李治长出口气,丢下笔,轻轻抚了抚眉间的皱褶,半天才睁开眼睛道:
“她总是为朕想得这般到贴……
可她有没有想过,如此一来,好不容易叫舅舅对她有些改观所费下的工夫,便一朝尽化为乌有了?”
瑞安轻轻道:
“姐姐便是想到了,也不会在意的。
对姐姐而言,以前没有腹中的孩儿时,只要主上安好便是好。
而现下有了这孩子,那便是主上与那孩子父子安好,便是一切安好。
她自己……
却将她自己放在了没甚打紧的地步了。”
李治忽地抬眼,锐利的视线,直盯着瑞安平静的脸庞,半晌才道:
“可是你不希望媚娘如此。
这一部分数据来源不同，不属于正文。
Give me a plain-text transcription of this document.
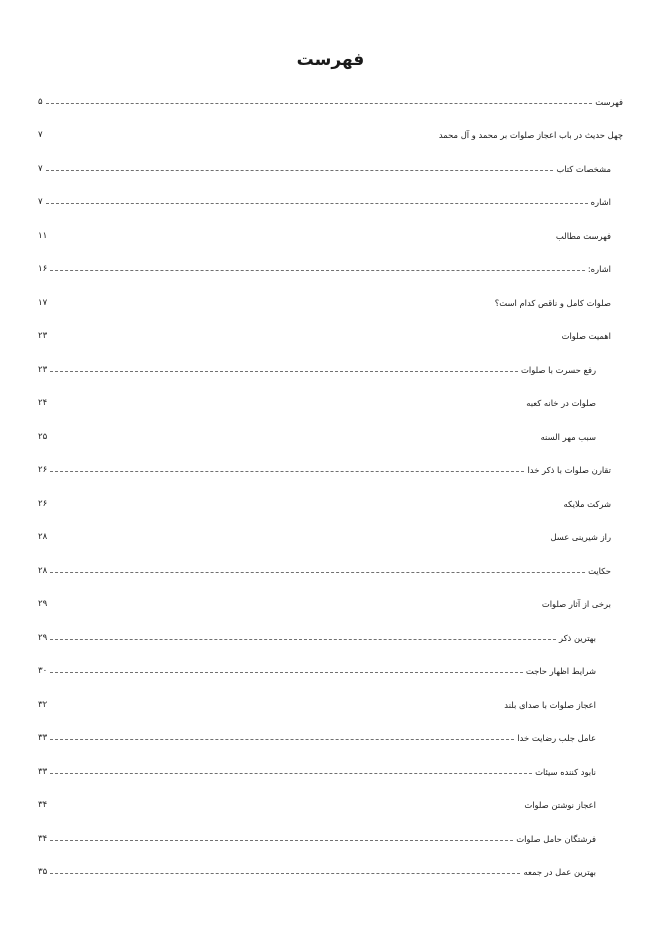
فهرست
۵	فهرست
۷	چهل حدیث در باب اعجاز صلوات بر محمد و آل محمد
۷	مشخصات كتاب
۷	اشاره
۱۱	فهرست مطالب
۱۶	اشاره:
۱۷	صلوات كامل و ناقص كدام است؟
۲۳	اهمیت صلوات
۲۳	رفع حسرت با صلوات
۲۴	صلوات در خانه كعبه
۲۵	سبب مهر السنه
۲۶	تقارن صلوات با ذكر خدا
۲۶	شركت ملایكه
۲۸	راز شیرینی عسل
۲۸	حكایت
۲۹	برخی از آثار صلوات
۲۹	بهترین ذكر
۳۰	شرایط اظهار حاجت
۳۲	اعجاز صلوات با صدای بلند
۳۳	عامل جلب رضایت خدا
۳۳	نابود كننده سیئات
۳۴	اعجاز نوشتن صلوات
۳۴	فرشتگان حامل صلوات
۳۵	بهترین عمل در جمعه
”
瑞安沉默,半晌才点头道:
“主上,瑞安自主上四岁起,便跟着主上……
主上的心思,瑞安却比什么都清楚。
姐姐如此,看似是两全了,可是主上却未必能够允许她这般牺牲自己。”
李治淡淡一笑:
“所以你就背着媚娘前来密告于朕?”
瑞安点头。
李治突然一笑:
“那你想过没有,也许媚娘早知此事?
早知……
你会来密告于朕?”
瑞安点头:
“姐姐机慧,可透主上心思,自然更不必说主上对姐姐的心思,也是知之甚深……
所以瑞安从不敢奢望能够背得过姐姐的心。”
李治讶然:
“那你还来?”
“因为瑞安更知道,姐姐如此,何尝不是自己也无万全之法可想,一心期望着能够在主上知晓之后,得保万全之计?
毕竟姐姐比谁都清楚,她自己在主上心中的地位有多重要……
也没有谁比姐姐自己更清楚,一旦此计果成,主上又会有多伤心……
所以,她把这个决定的机会交与主上,为的不过是希望能从主上这儿,得一两全之策。
若果不得,至少也是主上与姐姐,皆无憾悔。
一贯以来,主上与姐姐,皆是如此。”
李治不语,只是定定地看着瑞安半晌,突然间便是欣然一笑。
倏而,他起身,大步绕过一脸淡淡笑意,侍立一侧的德安身边,径自走向阶下的瑞安。
立在这个自幼儿便侍奉自己身边,最为知己的瑞安身边,李治上上下下,看了他好几回,这才拍了拍他肩膀,淡淡笑道:
“果然,朕选你去跟着媚娘……
没有选错人。”
瑞安淡道:
“主上过誉。”
“绝非过誉啊……”
李治背负双手在身后,正色道:
“若非是你守在媚娘身边,教她在这等为难之时,因着考虑到你是自幼侍奉朕的原故,而不得不走这一步的话……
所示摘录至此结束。